Dizem-me, frequentemente, que sou um espaço de negrume. De negrura. Dark. Mórbida. Uma espécie de ponto negro do mundo, que incomoda. Um elemento da família Adams que se perdeu no casting. Nem toda a gente sabe chegar perto e, porque falo baixo, é preciso chegar perto para saber que guardo em mim muitas palavras que nunca seriam a palavra do ano. Algumas por serem doces e leves. Outras por serem agrestes e ofensivas. Muitas porque soam a impropério, na leitura das palavras que marcam uma década de viagem.

 

Quando lancei o meu livro – negro por fora, como eu alegadamente sou por dentro - uma das minhas melhores amigas dedicou algum tempo à contagem de palavras-chave nele contidas. Acontece que, em “[A(MOR]TE)”, as duas palavra mais frequentes eram “vida” e “amor”. “Morte” ocupava o terceiro lugar, ainda que o título a evocasse, saltando da capa escura, no seu brilho de prata.

 

Penso-me como alguém que usa a morte como as linhas dos cadernos pautados. Para escrever a direito, sobre ela, numa corrida intuitiva pelo ponto. E esse ponto: interrogação, exclamação, final. Esse ponto nada mais é do que uma saudação à beleza das coisas. Que estarmos vivos é a minha improbabilidade favorita. E amar é uma espécie em vias de extinção, que crio no cativeiro de mim, para libertar depois, quando se multiplicar.

 

Tenho muitas palavras feias para usar na construção desse jardim de improváveis.
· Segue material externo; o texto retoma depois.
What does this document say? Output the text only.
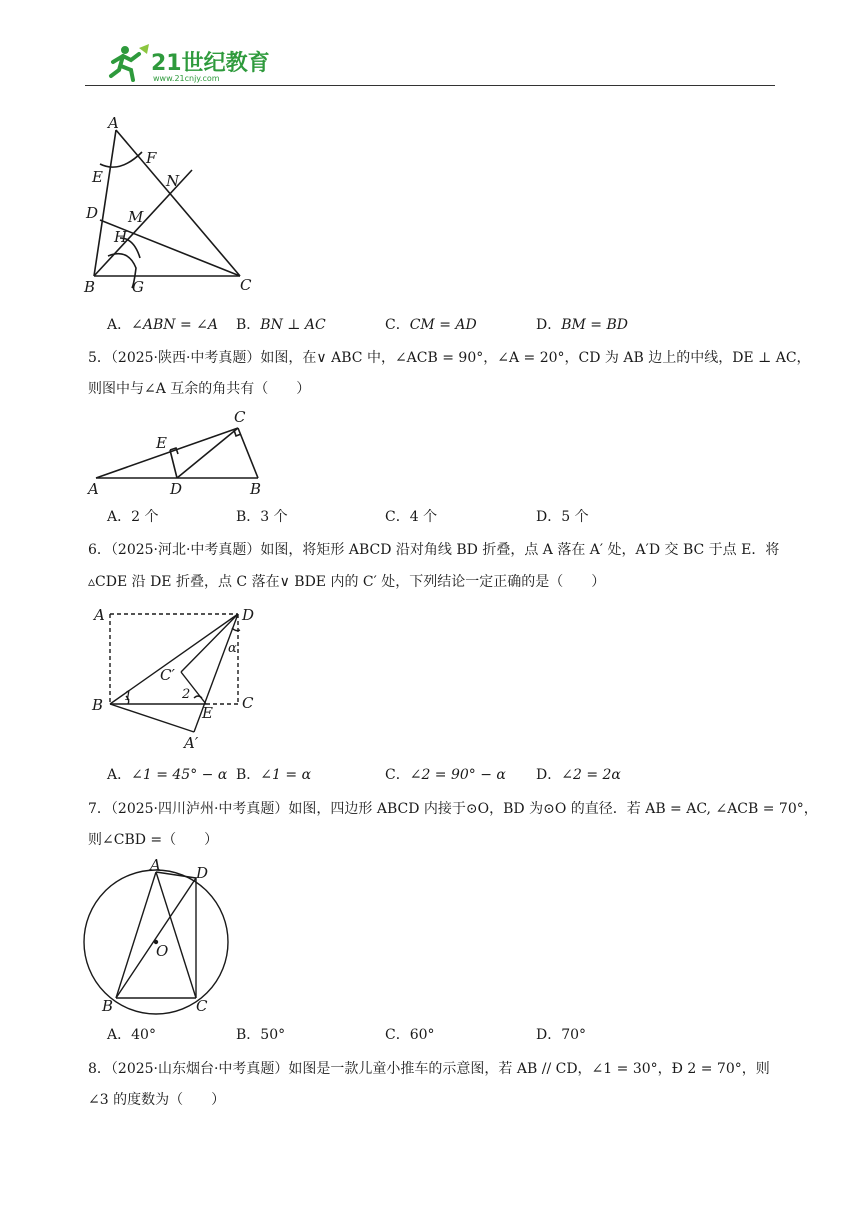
21世纪教育
www.21cnjy.com
A
F
E	N
D M
H
B G	C
A．∠ABN = ∠A B．BN ⊥ AC	C．CM = AD	D．BM = BD
5．（2025·陕西·中考真题）如图，在∨ ABC 中，∠ACB = 90°，∠A = 20°，CD 为 AB 边上的中线，DE ⊥ AC，
则图中与∠A 互余的角共有（　　）
C
E
A	D	B
A．2 个	B．3 个	C．4 个	D．5 个
6．（2025·河北·中考真题）如图，将矩形 ABCD 沿对角线 BD 折叠，点 A 落在 A′ 处，A′D 交 BC 于点 E．将
▵CDE 沿 DE 折叠，点 C 落在∨ BDE 内的 C′ 处，下列结论一定正确的是（　　）
A	D
α
C′
1	2
B	C
E
A′
A．∠1 = 45° − α B．∠1 = α	C．∠2 = 90° − α D．∠2 = 2α
7．（2025·四川泸州·中考真题）如图，四边形 ABCD 内接于⊙O，BD 为⊙O 的直径．若 AB = AC, ∠ACB = 70°，
则∠CBD =（　　）
A D
O
B	C
A．40°	B．50°	C．60°	D．70°
8．（2025·山东烟台·中考真题）如图是一款儿童小推车的示意图，若 AB // CD，∠1 = 30°，Ð 2 = 70°，则
∠3 的度数为（　　）
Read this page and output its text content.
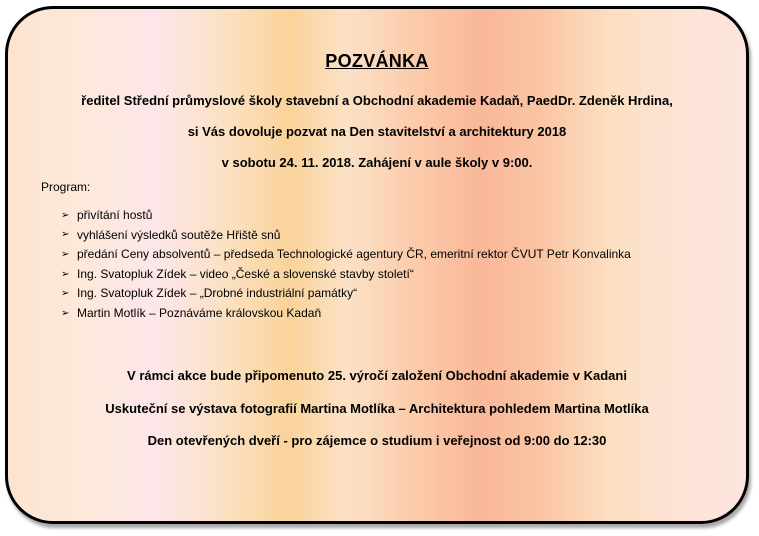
POZVÁNKA
ředitel Střední průmyslové školy stavební a Obchodní akademie Kadaň, PaedDr. Zdeněk Hrdina,
si Vás dovoluje pozvat na Den stavitelství a architektury 2018
v sobotu 24. 11. 2018. Zahájení v aule školy v 9:00.
Program:
➢ přivítání hostů
➢ vyhlášení výsledků soutěže Hřiště snů
➢ předání Ceny absolventů – předseda Technologické agentury ČR, emeritní rektor ČVUT Petr Konvalinka
➢ Ing. Svatopluk Zídek – video „České a slovenské stavby století“
➢ Ing. Svatopluk Zídek – „Drobné industriální památky“
➢ Martin Motlík – Poznáváme královskou Kadaň
V rámci akce bude připomenuto 25. výročí založení Obchodní akademie v Kadani
Uskuteční se výstava fotografií Martina Motlíka – Architektura pohledem Martina Motlíka
Den otevřených dveří - pro zájemce o studium i veřejnost od 9:00 do 12:30
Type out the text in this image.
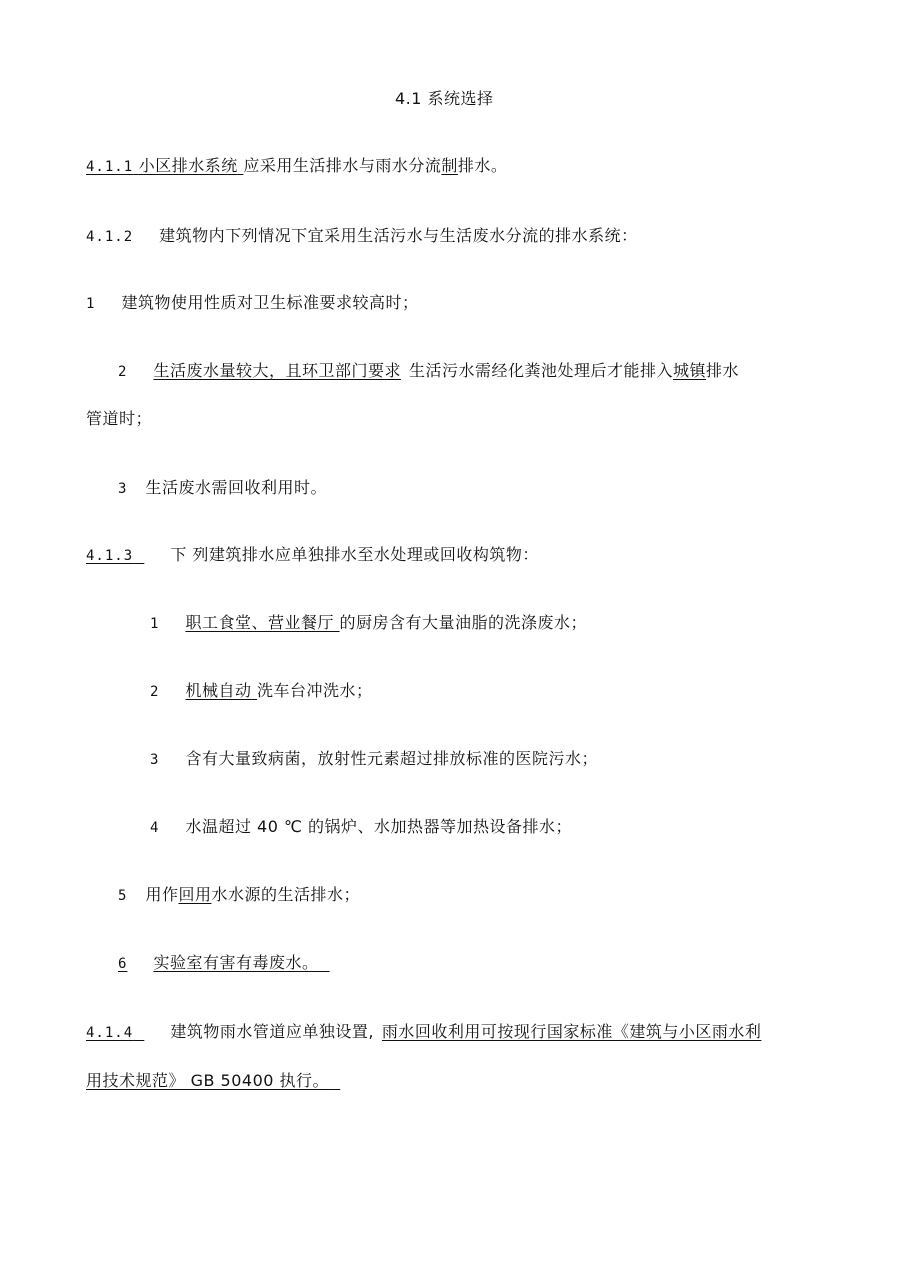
4.1 系统选择
4.1.1 小区排水系统 应采用生活排水与雨水分流制排水。
4.1.2 建筑物内下列情况下宜采用生活污水与生活废水分流的排水系统：
1 建筑物使用性质对卫生标准要求较高时；
2 生活废水量较大，且环卫部门要求 生活污水需经化粪池处理后才能排入城镇排水
管道时；
3 生活废水需回收利用时。
4.1.3 下 列建筑排水应单独排水至水处理或回收构筑物：
1 职工食堂、营业餐厅 的厨房含有大量油脂的洗涤废水；
2 机械自动 洗车台冲洗水；
3 含有大量致病菌，放射性元素超过排放标准的医院污水；
4 水温超过 40 ℃ 的锅炉、水加热器等加热设备排水；
5 用作回用水水源的生活排水；
6 实验室有害有毒废水。
4.1.4 建筑物雨水管道应单独设置, 雨水回收利用可按现行国家标准《建筑与小区雨水利
用技术规范》 GB 50400 执行。
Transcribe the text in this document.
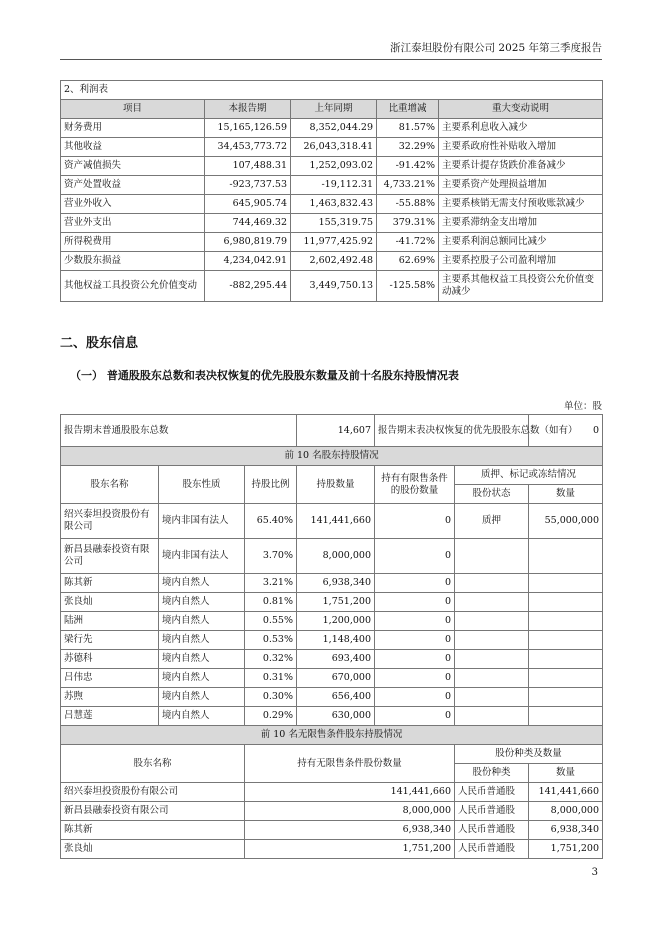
浙江泰坦股份有限公司 2025 年第三季度报告
2、利润表				
项目	本报告期	上年同期	比重增减	重大变动说明
财务费用	15,165,126.59	8,352,044.29	81.57%	主要系利息收入减少
其他收益	34,453,773.72	26,043,318.41	32.29%	主要系政府性补贴收入增加
资产减值损失	107,488.31	1,252,093.02	-91.42%	主要系计提存货跌价准备减少
资产处置收益	-923,737.53	-19,112.31	4,733.21%	主要系资产处理损益增加
营业外收入	645,905.74	1,463,832.43	-55.88%	主要系核销无需支付预收账款减少
营业外支出	744,469.32	155,319.75	379.31%	主要系滞纳金支出增加
所得税费用	6,980,819.79	11,977,425.92	-41.72%	主要系利润总额同比减少
少数股东损益	4,234,042.91	2,602,492.48	62.69%	主要系控股子公司盈利增加
其他权益工具投资公允价值变动	-882,295.44	3,449,750.13	-125.58%	主要系其他权益工具投资公允价值变动减少
二、股东信息
（一） 普通股股东总数和表决权恢复的优先股股东数量及前十名股东持股情况表
单位：股
报告期末普通股股东总数			14,607	报告期末表决权恢复的优先股股东总数（如有）		0
前 10 名股东持股情况						
股东名称	股东性质	持股比例	持股数量	持有有限售条件的股份数量	质押、标记或冻结情况	
					股份状态	数量
绍兴泰坦投资股份有限公司	境内非国有法人	65.40%	141,441,660	0	质押	55,000,000
新昌县融泰投资有限公司	境内非国有法人	3.70%	8,000,000	0		
陈其新	境内自然人	3.21%	6,938,340	0		
张良灿	境内自然人	0.81%	1,751,200	0		
陆洲	境内自然人	0.55%	1,200,000	0		
梁行先	境内自然人	0.53%	1,148,400	0		
苏德科	境内自然人	0.32%	693,400	0		
吕伟忠	境内自然人	0.31%	670,000	0		
苏煦	境内自然人	0.30%	656,400	0		
吕慧莲	境内自然人	0.29%	630,000	0		
前 10 名无限售条件股东持股情况						
股东名称		持有无限售条件股份数量			股份种类及数量	
					股份种类	数量
绍兴泰坦投资股份有限公司		141,441,660			人民币普通股	141,441,660
新昌县融泰投资有限公司		8,000,000			人民币普通股	8,000,000
陈其新		6,938,340			人民币普通股	6,938,340
张良灿		1,751,200			人民币普通股	1,751,200
3
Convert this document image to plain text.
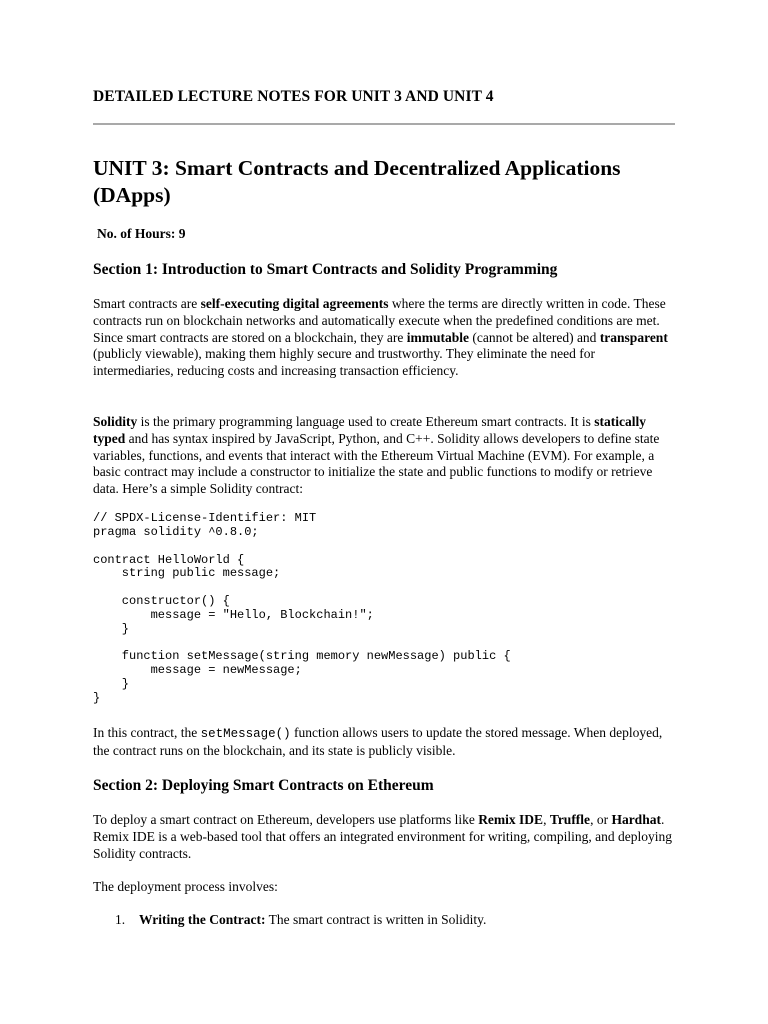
DETAILED LECTURE NOTES FOR UNIT 3 AND UNIT 4
UNIT 3: Smart Contracts and Decentralized Applications (DApps)
No. of Hours: 9
Section 1: Introduction to Smart Contracts and Solidity Programming

Smart contracts are self-executing digital agreements where the terms are directly written in code. These contracts run on blockchain networks and automatically execute when the predefined conditions are met. Since smart contracts are stored on a blockchain, they are immutable (cannot be altered) and transparent (publicly viewable), making them highly secure and trustworthy. They eliminate the need for intermediaries, reducing costs and increasing transaction efficiency.

Solidity is the primary programming language used to create Ethereum smart contracts. It is statically typed and has syntax inspired by JavaScript, Python, and C++. Solidity allows developers to define state variables, functions, and events that interact with the Ethereum Virtual Machine (EVM). For example, a basic contract may include a constructor to initialize the state and public functions to modify or retrieve data. Here’s a simple Solidity contract:

// SPDX-License-Identifier: MIT
pragma solidity ^0.8.0;

contract HelloWorld {
string public message;

constructor() {
message = "Hello, Blockchain!";
}

function setMessage(string memory newMessage) public {
message = newMessage;
}
}

In this contract, the setMessage() function allows users to update the stored message. When deployed, the contract runs on the blockchain, and its state is publicly visible.

Section 2: Deploying Smart Contracts on Ethereum

To deploy a smart contract on Ethereum, developers use platforms like Remix IDE, Truffle, or Hardhat. Remix IDE is a web-based tool that offers an integrated environment for writing, compiling, and deploying Solidity contracts.

The deployment process involves:

1. Writing the Contract: The smart contract is written in Solidity.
Palavras duras e que a sociedade desaprova. E eu quero que a sociedade se f… porque escrevo com o dicionário inteiro, na tentativa de que as palavras incomodem, sem se tornarem palavras do ano. É que existe nas palavras escolhidas - “guerra”, “vacina”, “violência doméstica”, “incêndios”, “refugiado” e “corrupção” – um desapego inerente que eu não quero nas minhas. Porque é fácil esquecer os cadáveres carcomidos pelas palavras, os hematomas rubros e negros, as florestas feitas em cinza e a fome quando as palavras são ditas sós, vazias, sem contexto nem impropério que nos lembre do seu peso.

 

Uso palavras que incomodam e não me incomodam as palavras. Quero agarrar as pessoas pelos ombros e abaná-las até que falem. Que digam asneiras. Que gritem impropérios. Incomodam-me os silêncios. A pacatez. A horda de apáticos que caminha, aceitando que, ano após ano, palavras tristes descrevem como a bondade perdeu mais uma batalha nas guerras do mundo.

 

Todos os anos, uma das mais conceituadas casas editoriais do nosso país determina, com base num inquérito, qual a palavra que mais marcou o ano. Em 2023, a palavra elegida até foi bonita – “professor”. É claro que o motivo da escolha não é necessariamente bom. Bem-vindos a Portugal. Greves sucessivas e problemas intensos no setor da educação colocaram os professores nas bocas do mundo no ano que passou. Mas faço o esforço da desconexão. Tento esquecer, só por alguns minutos, as razões. Escolho achar “professor” uma palavra muito bonita. Agora é pedir à palavra do ano que nos ensine. Para que sejamos pessoas melhores. E a palavra do ano, em 2024 possa ser “felicidade”.


(Eu, por cá, direi a minha quota parte de impropérios, a tentar acordar algumas almas, para trabalharmos juntos num dicionário melhor.)